Die Gliederfüßler stellen unter den Lebewesen die meisten Arten und die meisten Individuen und sie zeigen die größte Vielfalt im Verhalten – ihre Biomasse hat in nur einem Jahrzehnt um 67% abgenommen.

Dennis Meadows, der Autor des berühmten Berichts des MIT von 1972, ist in vielerlei Hinsicht ein Pionier. Er ist heute der Ansicht, dass „der Zusammenbruch das wahrscheinlichste Szenario ist“. Er befürchtet eine starke Zunahme von autoritären Regimes (als indirekte Folge der Erderwärmung – natürlich geht es nicht um „grüne Diktaturen“, das ist ein schlechter Scherz).

In den Weltmeeren gibt es etwa 500 tote, umgekippte Zonen; es gibt dort zu wenig Sauerstoff, als dass Lebewesen noch überleben könnten. Die Studien zu einer dieser Zonen, die im Golf von Mexiko liegt, zeigten unlängst, dass sie sich wegen der verschmutzten Flüsse, die dort ins Meer münden, schnell vergrößert.

Haie gibt es seit über 400 Millionen Jahren, doch heute sind 80% von ihnen ausgestorben und alle Arten sind stark bedroht.

Gleichzeitig kommen jedes Jahr 89 Millionen Menschen hinzu, die ernährt werden müssen.

Die Situation ist zumindest kritisch.

1In Deutschland leben heute 14 Millionen Vögel weniger als vor 25 Jahren; vgl.
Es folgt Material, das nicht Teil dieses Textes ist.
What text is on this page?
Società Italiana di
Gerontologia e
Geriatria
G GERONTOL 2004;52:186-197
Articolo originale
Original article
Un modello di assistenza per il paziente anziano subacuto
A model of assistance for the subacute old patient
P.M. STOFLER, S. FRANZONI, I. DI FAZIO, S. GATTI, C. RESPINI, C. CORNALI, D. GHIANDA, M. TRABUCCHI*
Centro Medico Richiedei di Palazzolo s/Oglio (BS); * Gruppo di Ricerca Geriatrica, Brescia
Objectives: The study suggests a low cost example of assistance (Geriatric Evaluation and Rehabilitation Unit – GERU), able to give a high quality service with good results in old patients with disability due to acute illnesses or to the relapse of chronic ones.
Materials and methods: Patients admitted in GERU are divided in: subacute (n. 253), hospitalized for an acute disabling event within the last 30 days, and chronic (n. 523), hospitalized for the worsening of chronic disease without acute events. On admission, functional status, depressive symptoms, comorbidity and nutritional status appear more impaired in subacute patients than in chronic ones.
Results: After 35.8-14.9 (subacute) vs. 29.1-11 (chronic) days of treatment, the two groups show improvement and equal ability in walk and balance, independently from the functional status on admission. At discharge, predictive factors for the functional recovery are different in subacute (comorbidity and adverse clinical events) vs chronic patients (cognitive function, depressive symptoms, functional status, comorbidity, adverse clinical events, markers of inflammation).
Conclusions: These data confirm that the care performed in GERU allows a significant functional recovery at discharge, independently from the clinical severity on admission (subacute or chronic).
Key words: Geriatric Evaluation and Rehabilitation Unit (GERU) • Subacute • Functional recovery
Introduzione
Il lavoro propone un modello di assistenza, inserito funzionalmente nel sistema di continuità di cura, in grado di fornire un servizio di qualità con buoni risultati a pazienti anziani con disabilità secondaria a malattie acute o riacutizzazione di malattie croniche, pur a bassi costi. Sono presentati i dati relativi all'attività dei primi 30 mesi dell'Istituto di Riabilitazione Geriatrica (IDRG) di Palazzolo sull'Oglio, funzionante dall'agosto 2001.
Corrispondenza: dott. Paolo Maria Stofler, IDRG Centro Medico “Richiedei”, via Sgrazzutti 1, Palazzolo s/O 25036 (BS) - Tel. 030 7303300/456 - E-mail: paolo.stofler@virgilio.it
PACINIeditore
Thomas Krumenacker, Das schleichende Vogelsterben, https://www.riffreporter.de/flugbegleiter-koralle/vogelschwund-deutschlandberichtkrumenacker/ (Oktober 2020). Anmerkung des Lektors, R. R.

2Gegenstand der Phänologie sind die im Jahresablauf periodisch wiederkehrenden Entwicklungserscheinungen in der Natur. Anmerkung des Lektors, R. R.

3Zwischen 2016 und 2018 sind in Deutschland rund 500 Millionen junger Bäume vertrocknet. Auch im Jahr 2019 war die Absterberate laut BMEL „überdurchschnittlich hoch“. Der Zustand älterer Bäume verschlechtere sich ebenfalls Jahr für Jahr; vgl. https://www.focus.de/perspektiven/nachhaltigkeit/duerre-feuer-schaedlinge-80-prozent-der-baeume-kaputt-wie-wir-mit-gemuesegrillen-beim-moebelkauf-das-waldsterben-2-0-verhindern_id_12180505.html (Oktober 2020). Anmerkung des Lektors, R. R.

4In Deutschland ist die Verwendung von Leimruten zum Vogelfang verboten. Anmerkung des Lektors, R. R.